First off, in an overhead squat position, at the bottom of the range of motion, the torso angle is not going to be perfectly vertical up for 99% of the population. This was one of the arguments for using the low bar squat position in the training of olympic weightlifters. You do need good thoracic mobility and shoulder flexibility, shoulder dislocations are a very good exercise to get fluent at for this purpose.
For the back squat, make sure you have adequate dorsi flexion, you can use the ankle rocker and many other drills to see where you are currently and progress it. The hip flexors need to be mobile as well or they can alter form. Last, make sure your hamstrings are flexible and your core is strong. Lower back and abdominals, if there is an issue there it will show itself in the squat.
A deadlift is not done with a vertical torso.
Btw, are u sure that your back squat is causing you issues? Because I thought you were recently hitting pr's and getting stronger, and this is right about the time that you decide what you are doing doesnt look enough like (golden child, 3 ft olympic lifters, shal, etc.), and stop progressing in favor of changing things. So make sure you NEED to change something before you do it. If youre really sure that its an issue, then yea, I can understand making some adjustments but if its not, keep progressing.

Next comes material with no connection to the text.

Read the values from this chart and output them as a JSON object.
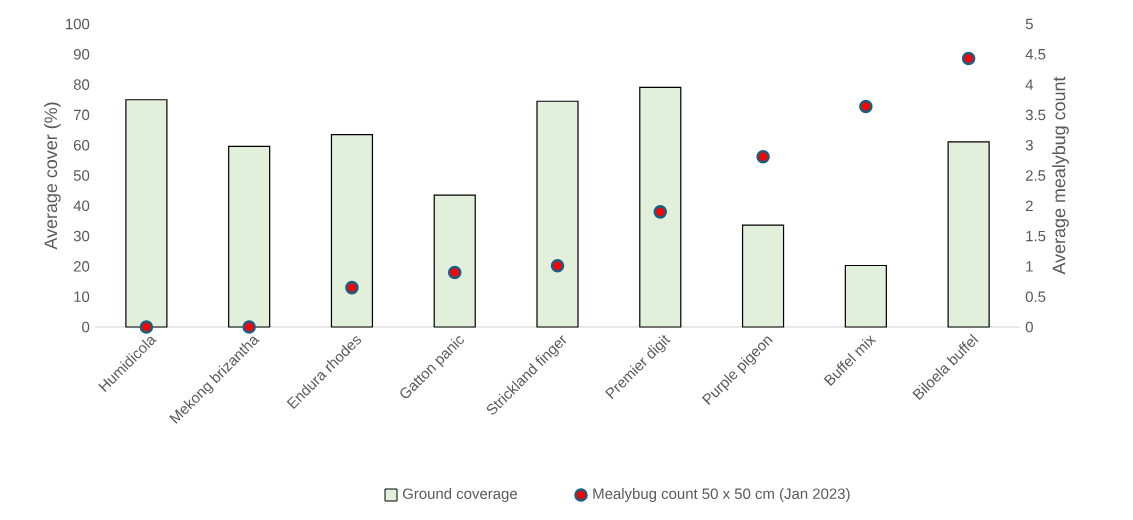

also : how is this a "vertical" torso? hes leaning forward a significant amount and getting tons of hip/glute into that plant leg...
k6mi, your best bet of getting your problem figured out is still going to be a doctor. If the dr you normally go to is not meeting your expectations, go find another that others may recommend as being "good". Your odds arent going to be good guessing what it is either, and it can cause to lose valuable training time, or injure yourself even worse in the event that it is actually serious. For the time being, rest, ice, foam roll it band, stretch quads, hip flexors, hams, etc. If it doesnt start to get better though youre still going to have to find SOMEONE to look at it, so I would start doing some research on a sports doc there or nearby.
yea, all those years of education, those guys have no clue. just put some injuries/chronic issues down on some strips of paper, fold them up and put them in a hat. Use your 15 year old education and mind and draw one out, convince yourself thats exactly whats wrong with you, then ask how to treat that on an internet forum. Yall are right, wtf was i thinking... doctors,,,, smh.
also K6mi, werent you the one that came on irc every morning when you were just sore from training asking about your "injury"? lol. thats why you go to doctors....
Go to the doctor, see what it is for sure. Could be jumpers knee, could be something worse, you have no idea until you get it looked at, dont try to self diagnose.